Wellness, which covers more than fitness, is at the top of many resolution lists year after year. Wellness can also mean eating healthier, quitting smoking or reducing stress.
People with all the desire in the world to succeed at their resolution fall short within the first week.
Ipswich life coach Ronita Neal shared some advice with The Queensland Times on ways to keep your resolutions in 2016.
Think through your resolution
“The problem is seven seconds from midnight and maybe with a few drinks under your belt is not the best time to make a resolution about change,” Ronita said.
Don’t make too many resolutions
“It is not useful to make a whole heap of impulsive resolutions that it will be impossible to keep and so you start the year as a failure.”
Make ‘smart’ resolutions
Ronita describes smart resolutions as being specific, measurable, achievable, relevant and time bound.
“Change is hard and we need to make sure we have carefully considered what we want in the context of our life goals,” Ronita explained. “It is a good idea to think about all the different areas of your life and where you would most benefit from making changes.”
Remember change takes time
“In order to keep your resolutions and achieve your goals, you will need to keep up your motivation over a long period of time, but most of us give up too quickly,” she said.
Sticking to change could take up to three months of constantly making the choice.
“When you are trying to break a habit your brain usually has a very short-term focus and will throw a “tantrum” to get what it wants (the old way) now.
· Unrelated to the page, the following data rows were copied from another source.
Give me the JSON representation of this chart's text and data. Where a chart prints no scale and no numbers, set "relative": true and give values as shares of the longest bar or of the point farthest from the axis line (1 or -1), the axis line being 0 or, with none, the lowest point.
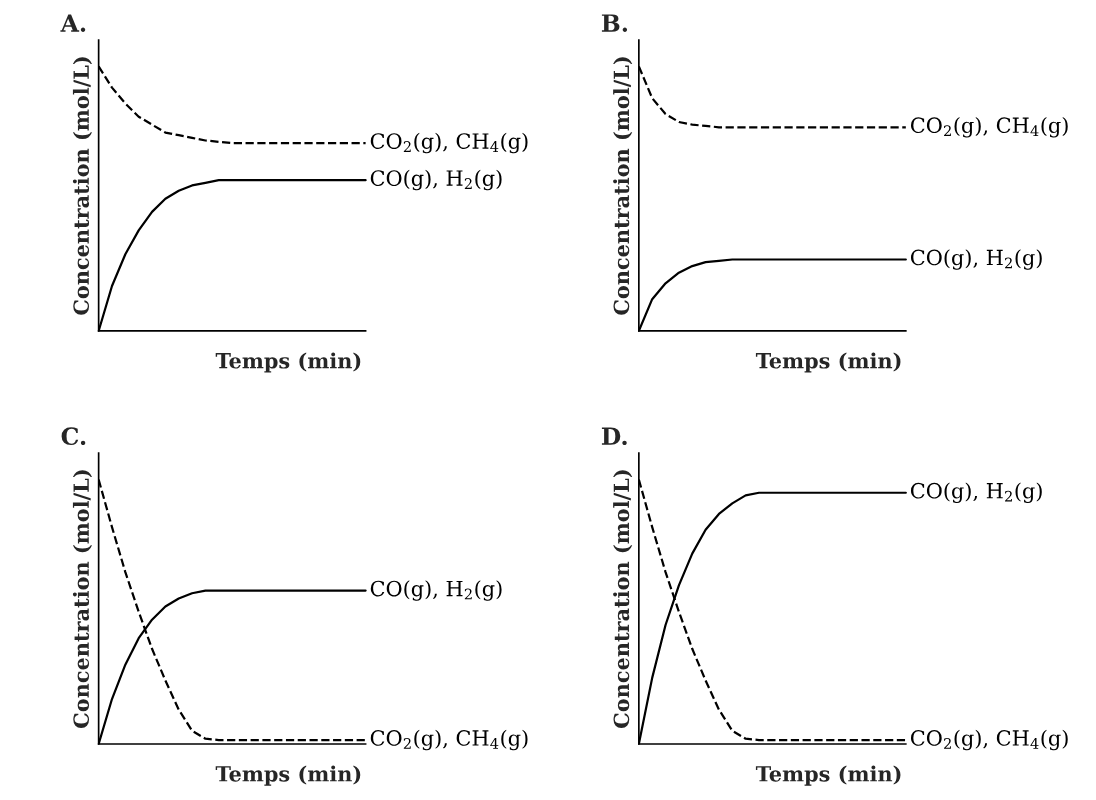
{
  "chart_data": [
    {
      "type": "line",
      "title": "A.",
      "xlabel": "Temps (min)",
      "ylabel": "Concentration (mol/L)",
      "relative": true,
      "categories": [
        null,
        null,
        null,
        null,
        null,
        null,
        null,
        null,
        null,
        null,
        null,
        null,
        null,
        null,
        null,
        null,
        null,
        null,
        null,
        null,
        null
      ],
      "series": [
        {
          "name": "CO$_{2}$(g), CH$_{4}$(g)",
          "color": "#000000",
          "line_style": "dashed",
          "values": [
            1,
            0.92,
            0.86,
            0.81,
            0.78,
            0.75,
            0.74,
            0.73,
            0.72,
            0.715,
            0.71,
            0.71,
            0.71,
            0.71,
            0.71,
            0.71,
            0.71,
            0.71,
            0.71,
            0.71,
            0.71
          ]
        },
        {
          "name": "CO(g), H$_{2}$(g)",
          "color": "#000000",
          "line_style": "solid",
          "values": [
            0,
            0.17,
            0.29,
            0.38,
            0.45,
            0.5,
            0.53,
            0.55,
            0.56,
            0.57,
            0.57,
            0.57,
            0.57,
            0.57,
            0.57,
            0.57,
            0.57,
            0.57,
            0.57,
            0.57,
            0.57
          ]
        }
      ]
    },
    {
      "type": "line",
      "title": "B.",
      "xlabel": "Temps (min)",
      "ylabel": "Concentration (mol/L)",
      "relative": true,
      "categories": [
        null,
        null,
        null,
        null,
        null,
        null,
        null,
        null,
        null,
        null,
        null,
        null,
        null,
        null,
        null,
        null,
        null,
        null,
        null,
        null,
        null
      ],
      "series": [
        {
          "name": "CO$_{2}$(g), CH$_{4}$(g)",
          "color": "#000000",
          "line_style": "dashed",
          "values": [
            1,
            0.88,
            0.82,
            0.79,
            0.78,
            0.775,
            0.77,
            0.77,
            0.77,
            0.77,
            0.77,
            0.77,
            0.77,
            0.77,
            0.77,
            0.77,
            0.77,
            0.77,
            0.77,
            0.77,
            0.77
          ]
        },
        {
          "name": "CO(g), H$_{2}$(g)",
          "color": "#000000",
          "line_style": "solid",
          "values": [
            0,
            0.12,
            0.18,
            0.22,
            0.245,
            0.26,
            0.265,
            0.27,
            0.27,
            0.27,
            0.27,
            0.27,
            0.27,
            0.27,
            0.27,
            0.27,
            0.27,
            0.27,
            0.27,
            0.27,
            0.27
          ]
        }
      ]
    },
    {
      "type": "line",
      "title": "C.",
      "xlabel": "Temps (min)",
      "ylabel": "Concentration (mol/L)",
      "relative": true,
      "categories": [
        null,
        null,
        null,
        null,
        null,
        null,
        null,
        null,
        null,
        null,
        null,
        null,
        null,
        null,
        null,
        null,
        null,
        null,
        null,
        null,
        null
      ],
      "series": [
        {
          "name": "CO(g), H$_{2}$(g)",
          "color": "#000000",
          "line_style": "solid",
          "values": [
            0,
            0.17,
            0.3,
            0.4,
            0.47,
            0.52,
            0.55,
            0.57,
            0.58,
            0.58,
            0.58,
            0.58,
            0.58,
            0.58,
            0.58,
            0.58,
            0.58,
            0.58,
            0.58,
            0.58,
            0.58
          ]
        },
        {
          "name": "CO$_{2}$(g), CH$_{4}$(g)",
          "color": "#000000",
          "line_style": "dashed",
          "values": [
            1,
            0.82,
            0.65,
            0.5,
            0.36,
            0.24,
            0.13,
            0.05,
            0.02,
            0.015,
            0.015,
            0.015,
            0.015,
            0.015,
            0.015,
            0.015,
            0.015,
            0.015,
            0.015,
            0.015,
            0.015
          ]
        }
      ]
    },
    {
      "type": "line",
      "title": "D.",
      "xlabel": "Temps (min)",
      "ylabel": "Concentration (mol/L)",
      "relative": true,
      "categories": [
        null,
        null,
        null,
        null,
        null,
        null,
        null,
        null,
        null,
        null,
        null,
        null,
        null,
        null,
        null,
        null,
        null,
        null,
        null,
        null,
        null
      ],
      "series": [
        {
          "name": "CO(g), H$_{2}$(g)",
          "color": "#000000",
          "line_style": "solid",
          "values": [
            0,
            0.25,
            0.45,
            0.6,
            0.72,
            0.81,
            0.87,
            0.91,
            0.94,
            0.95,
            0.95,
            0.95,
            0.95,
            0.95,
            0.95,
            0.95,
            0.95,
            0.95,
            0.95,
            0.95,
            0.95
          ]
        },
        {
          "name": "CO$_{2}$(g), CH$_{4}$(g)",
          "color": "#000000",
          "line_style": "dashed",
          "values": [
            1,
            0.82,
            0.65,
            0.5,
            0.36,
            0.24,
            0.13,
            0.05,
            0.02,
            0.015,
            0.015,
            0.015,
            0.015,
            0.015,
            0.015,
            0.015,
            0.015,
            0.015,
            0.015,
            0.015,
            0.015
          ]
        }
      ]
    }
  ]
}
Just remind yourself why you are making the change (long-term goal) and don’t go for the short-term pleasure.”
Resolve to change what you can control
Setting a goal to lose a certain amount of weight in a certain number of weeks may seem like a good resolution. But while it’s specific and measurable, the outcome isn’t entirely under your control.
According to Ronita, a resolution we can control is how much effort we put in.
“Have you been for your walk, did you do your weights session at the gym, did you leave the yummy packet of chocolate biscuits in the shop, and have you avoided the deep fried chips this week?” Ronita said.
“This continued effort, if at a sufficiently serious level, will eventually yield results such as being fitter, healthier, more active, more toned and happier.”
Don’t stop working
“Set progressively harder targets and make sure there is no end point for habits you need to keep going (for example, lose five kilograms for a specific event) because then your brain will have no reason to continue with the new habits.”
Take small steps
“If you are confident and are working on bigger work goals make sure you still cut them down into smaller steps. Measure, reward … and review frequently.”